Business owners are being asked to create a vision and a strategy for an uncertain future. Many entrepreneurs are struggling to predict what the next 6 weeks might have in store for them, let alone having a strategy is for 6 months or several years. In times like these, we need to examine our thinking style.
Let me introduce you to two ways of thinking:
1. Binary thinking – right/wrong, yes/no, good/bad, start/finish.
2. Directional thinking – moving forward, a step closer, lighter grey/darker grey, an experiment, an opportunity to learn, smart-ish, safer, right-ish, wrong-ish, finished-ish.
Binary thinking feels safe. It creates a world where things are black or white. They are happening or not happening. Something is good or it’s bad. A person performs well or isn’t performing. A deal is in writing or it’s not a deal.
In the binary world, there are start dates and finish dates. Things happen sequentially in a linear, logical, orderly fashion.
The largest and most powerful part of your brain loves the idea that this is how the world works. It craves the clarity of a world that unfolds in a straight line. It’s happy if there’s a plan and it takes comfort that if we stick to it, everything will be ok.
Sadly this isn’t how the world currently works and it’s not how entrepreneurial success typically happens either. Success is always in a mess, it unfolds from a world of grey decisions that are ‘directionally correct’.
Success is a network effect from dozens of simultaneous side projects coming together over time. The decisions are never easy at the level of high performance – they involve trade-offs and risks.
The way success looks from a distance is as if it was a plan that came to fruition. The way it is behind the scenes is a mess that was moving in vaguely the right direction most of the time. It turns out that it’s actually normal for successful entrepreneurs to be thinking directionally rather than linearly.
When you look closely at successful people, few of their decisions were black and white and obviously safe. Safe decisions don’t provide a payoff. Safe and clear decisions are actually dangerous for a person who’s seeking the rewards of entrepreneurship. If the decisions don’t feel risky and incomplete then the opportunity is too obvious and therefore too contested.
Decision-making in time of uncertainty
Directional thinking is suitable in the domain of uncertainty. It’s the thinking required to keep the many moving parts of a business moving roughly toward a desirable outcome – more often than not.
Directional thinking doesn’t resolve any tension. It doesn’t feel safe or complete. Therefore it requires emotional intelligence.
In a fast-changing world, anyone who thinks they have clear cut answers about the future is shutting down their ability to see what’s actually happening and respond accordingly. Likewise, anyone who hesitates while they look for a well-defined path will get left behind.

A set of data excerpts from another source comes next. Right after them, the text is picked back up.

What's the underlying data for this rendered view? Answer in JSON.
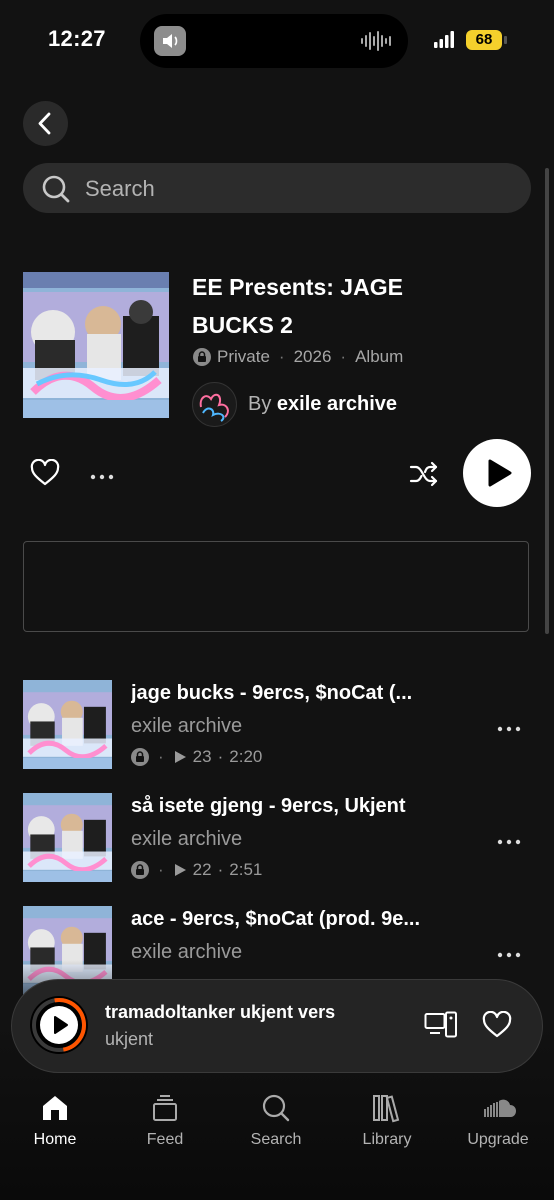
{
  "status_bar": {
    "time": "12:27",
    "battery": "68"
  },
  "search": {
    "placeholder": "Search"
  },
  "album": {
    "title": "EE Presents: JAGE BUCKS 2",
    "privacy": "Private",
    "year": "2026",
    "type": "Album",
    "by_prefix": "By",
    "artist": "exile archive"
  },
  "tracks": [
    {
      "title": "jage bucks - 9ercs, $noCat (...",
      "artist": "exile archive",
      "plays": "23",
      "duration": "2:20"
    },
    {
      "title": "så isete gjeng - 9ercs, Ukjent",
      "artist": "exile archive",
      "plays": "22",
      "duration": "2:51"
    },
    {
      "title": "ace - 9ercs, $noCat (prod. 9e...",
      "artist": "exile archive"
    }
  ],
  "now_playing": {
    "title": "tramadoltanker ukjent vers",
    "artist": "ukjent"
  },
  "tabs": [
    {
      "label": "Home",
      "icon": "home-icon",
      "active": true
    },
    {
      "label": "Feed",
      "icon": "feed-icon"
    },
    {
      "label": "Search",
      "icon": "search-icon"
    },
    {
      "label": "Library",
      "icon": "library-icon"
    },
    {
      "label": "Upgrade",
      "icon": "cloud-icon"
    }
  ],
  "colors": {
    "background": "#121212",
    "accent": "#ff5500",
    "battery": "#f5d02c"
  }
}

In a dark room, we want to know how to flick the lights back on but when it comes to the world of entrepreneurship there is no light switch, you have to get used to feeling around in the dark for years at a time while you are installing the lighting.
As entrepreneurs (especially now) we must stop looking for clear answers. Stop the quest for a beginning or an end. Let go of clear boundaries. Make your guidelines broad at best. There are no right answers – only directionally correct answers.
Some decisions you make will be wrong. You will have to back out of a course of action that seemed wise a month ago. You might have to pay the price for ordering too much or too little from a supplier. You may have to have some tough conversations with people about why you’re zigging now when only yesterday you were extolling the benefits of zagging. All of this is better than the alternative of being paralyzed by fear or attempting to get things “back the way they were.
The only way forward in this transformational time is to make decisions that are mostly right, sort-of right, on-balance right based on all the incomplete information we have access to.
Be ok with grey. Be ok with being slightly off the mark, or not even knowing exactly where the target is. The best decisions right now are directionally correct.